A Nasa rover has detected a bonanza of organic compounds on the surface of the planet and seasonal fluctuations of atmospheric methane, in findings that mark some of the strongest evidence ever that Earth's neighbour may have harboured life.
But National Aeronautics and Space Administration scientists emphasised there could be nonbiological explanations for both discoveries made by the Curiosity rover at a site called Gale crater.
Auckland University astrobiologist Kathleen Campbell, who formerly worked at Nasa, said it was the first time the building blocks of life had been shown "for sure" to be on the planet.
"It's not that they haven't found a bit of organic matter before or even the methane in the atmosphere ... it's that they've now definitively shown this to be the case.
"People have been wondering about whether there might be life on Mars forever and finally … they've done all the tests they've modified everything to be able to show that in fact there's organic matter on Mars."
Three different types of organic molecules were discovered when the rover dug just 5 cm into roughly 3.5 billion-year-old mudstone, a fine-grained sedimentary rock, at Gale crater, apparently the site of a large lake when ancient Mars was warmer and wetter than the desolate planet it is today.
Curiosity also measured an unexpectedly large seasonal cycle in the low levels of atmospheric methane. About 95 percent of the methane in Earth's atmosphere is produced from biological activity, though the scientists said it is too soon to know if the Martian methane also is related to life.

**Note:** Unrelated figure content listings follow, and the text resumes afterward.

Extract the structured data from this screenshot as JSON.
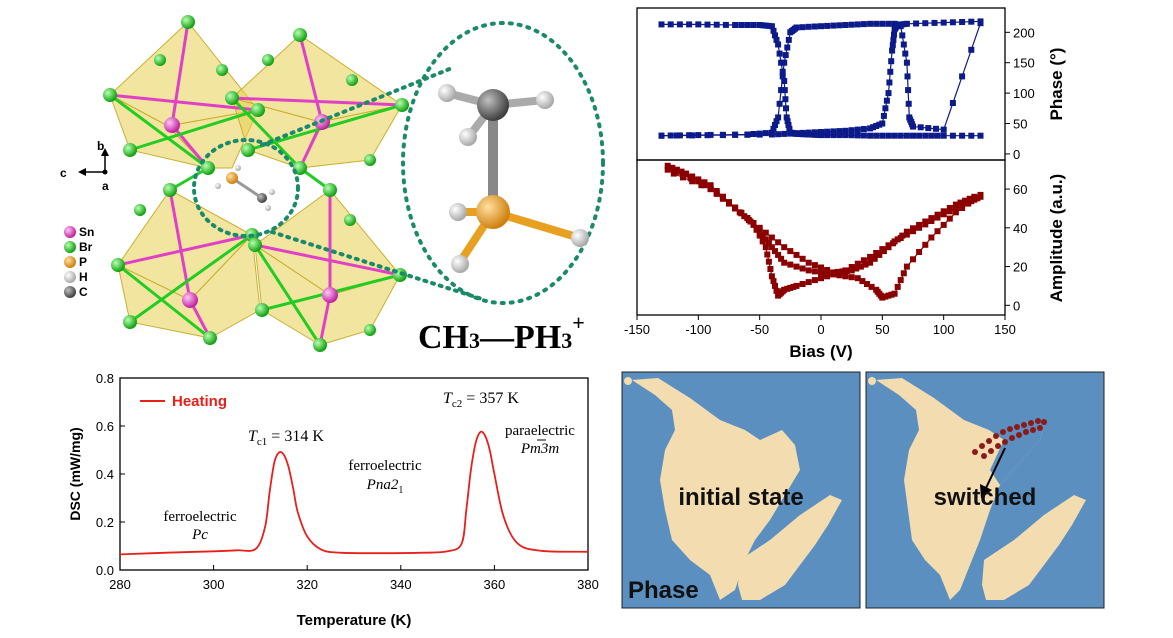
{
  "crystal": {
    "legend": [
      {
        "label": "Sn",
        "color": "#e040c8"
      },
      {
        "label": "Br",
        "color": "#22dd22"
      },
      {
        "label": "P",
        "color": "#f0a020"
      },
      {
        "label": "H",
        "color": "#d8d8d8"
      },
      {
        "label": "C",
        "color": "#707070"
      }
    ],
    "axes": {
      "b": "b",
      "c": "c",
      "a": "a"
    },
    "formula": {
      "ch3": "CH",
      "sub3a": "3",
      "dash": "—PH",
      "sub3b": "3",
      "sup": "+"
    }
  },
  "afm": {
    "left_label": "initial state",
    "right_label": "switched",
    "corner_label": "Phase",
    "colors": {
      "background": "#5a8fc0",
      "domain": "#f2dcb0",
      "marker": "#8b1a1a"
    }
  },
  "chart_data": [
    {
      "type": "line",
      "panel": "piezoresponse-phase",
      "xlabel": "Bias (V)",
      "ylabel": "Phase (°)",
      "xlim": [
        -150,
        150
      ],
      "ylim": [
        -10,
        240
      ],
      "xticks": [
        -150,
        -100,
        -50,
        0,
        50,
        100,
        150
      ],
      "yticks": [
        0,
        50,
        100,
        150,
        200
      ],
      "color": "#0d1a8a",
      "series": [
        {
          "x": [
            -130,
            -100,
            -70,
            -50,
            -40,
            -35,
            -30,
            -28,
            -25,
            -20,
            -10,
            0,
            20,
            40,
            60,
            80,
            100,
            130
          ],
          "y": [
            213,
            213,
            212,
            212,
            210,
            180,
            120,
            60,
            35,
            33,
            32,
            31,
            31,
            30,
            30,
            30,
            30,
            30
          ]
        },
        {
          "x": [
            -130,
            -100,
            -60,
            -40,
            -35,
            -30,
            -25,
            -20,
            0,
            20,
            40,
            60,
            65,
            70,
            72,
            75,
            100,
            130
          ],
          "y": [
            30,
            31,
            32,
            35,
            60,
            150,
            200,
            208,
            210,
            212,
            214,
            214,
            210,
            150,
            60,
            45,
            40,
            215
          ]
        },
        {
          "x": [
            -130,
            -80,
            -40,
            -20,
            0,
            20,
            40,
            50,
            55,
            58,
            60,
            62,
            70,
            100,
            130
          ],
          "y": [
            30,
            31,
            32,
            34,
            36,
            38,
            42,
            50,
            100,
            170,
            205,
            212,
            214,
            216,
            218
          ]
        }
      ]
    },
    {
      "type": "line",
      "panel": "piezoresponse-amplitude",
      "xlabel": "Bias (V)",
      "ylabel": "Amplitude (a.u.)",
      "xlim": [
        -150,
        150
      ],
      "ylim": [
        -5,
        75
      ],
      "xticks": [
        -150,
        -100,
        -50,
        0,
        50,
        100,
        150
      ],
      "yticks": [
        0,
        20,
        40,
        60
      ],
      "color": "#8b0000",
      "series": [
        {
          "x": [
            -125,
            -110,
            -90,
            -70,
            -55,
            -45,
            -40,
            -35,
            -30,
            -20,
            0,
            20,
            40,
            60,
            80,
            100,
            120,
            130
          ],
          "y": [
            72,
            68,
            62,
            50,
            42,
            30,
            15,
            5,
            8,
            10,
            14,
            18,
            25,
            33,
            40,
            47,
            53,
            56
          ]
        },
        {
          "x": [
            -125,
            -100,
            -80,
            -60,
            -50,
            -40,
            -30,
            -10,
            10,
            30,
            45,
            50,
            60,
            70,
            90,
            110,
            130
          ],
          "y": [
            70,
            64,
            56,
            45,
            38,
            30,
            22,
            18,
            16,
            14,
            8,
            4,
            6,
            20,
            35,
            48,
            57
          ]
        },
        {
          "x": [
            -120,
            -90,
            -70,
            -50,
            -30,
            -10,
            10,
            25,
            40,
            55,
            70,
            90,
            110,
            125
          ],
          "y": [
            68,
            60,
            50,
            40,
            30,
            22,
            17,
            18,
            22,
            30,
            38,
            45,
            52,
            56
          ]
        }
      ]
    },
    {
      "type": "line",
      "panel": "dsc",
      "xlabel": "Temperature (K)",
      "ylabel": "DSC (mW/mg)",
      "xlim": [
        280,
        380
      ],
      "ylim": [
        0.0,
        0.8
      ],
      "xticks": [
        280,
        300,
        320,
        340,
        360,
        380
      ],
      "yticks": [
        0.0,
        0.2,
        0.4,
        0.6,
        0.8
      ],
      "ytick_labels": [
        "0.0",
        "0.2",
        "0.4",
        "0.6",
        "0.8"
      ],
      "legend": [
        {
          "name": "Heating",
          "color": "#e8201a"
        }
      ],
      "series": [
        {
          "name": "Heating",
          "x": [
            280,
            290,
            300,
            305,
            309,
            311,
            312,
            313,
            314,
            315,
            316,
            317,
            318,
            320,
            323,
            327,
            335,
            345,
            350,
            353,
            354,
            355,
            356,
            357,
            358,
            359,
            360,
            362,
            365,
            370,
            380
          ],
          "y": [
            0.065,
            0.072,
            0.078,
            0.082,
            0.088,
            0.18,
            0.33,
            0.45,
            0.49,
            0.48,
            0.43,
            0.34,
            0.24,
            0.14,
            0.085,
            0.072,
            0.07,
            0.072,
            0.078,
            0.11,
            0.25,
            0.42,
            0.53,
            0.575,
            0.56,
            0.5,
            0.4,
            0.22,
            0.11,
            0.08,
            0.076
          ]
        }
      ],
      "annotations": {
        "tc1": "T",
        "tc1_sub": "c1",
        "tc1_val": " = 314 K",
        "tc2": "T",
        "tc2_sub": "c2",
        "tc2_val": " = 357 K",
        "phase1": "ferroelectric",
        "phase1_group": "Pc",
        "phase2": "ferroelectric",
        "phase2_group": "Pna2",
        "phase2_sub": "1",
        "phase3": "paraelectric",
        "phase3_group": "Pm3m"
      }
    }
  ]
}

Organic molecules are the building blocks of life, though they can also be produced by chemical reactions unrelated to life. The scientists said it is premature to know whether or not the compounds were created in biological processes.
Nasa administrator Jim Brindenstine tweeted the agency was "sending the Mars 2020 rover to dig deeper"
#BREAKING @NASA news! @MarsCuriosity rover found organic molecules on Mars! While this doesn’t mean that we’ve found concrete evidence of life on Mars, it is a good sign in our continuing search. We’re sending the Mars 2020 rover to dig deeper! https://t.co/sU0wYlkZSu— Jim Bridenstine (@JimBridenstine) June 7, 2018
Whether anywhere other than Earth has harboured life, perhaps even in microbial form, is one of the paramount questions in science.
"There's three possible sources for the organic material," said astrobiologist Jennifer Eigenbrode of Nasa's Goddard Space Flight Center in Maryland. "The first one would be life, which we don't know about. The second would be meteorites. And the last one is geological processes, meaning the rock-forming processes themselves."
Ms Campbell said if life did produce the organic molecules it was on the "simpler end of the scale".
The rover, which has allowed scientists to explore whether Mars ever boasted conditions conducive to life, in 2014 made the first definitive detection of organic molecules, also in Gale crater rock formed from ancient lake sediment - but it was a much more limited set of compounds.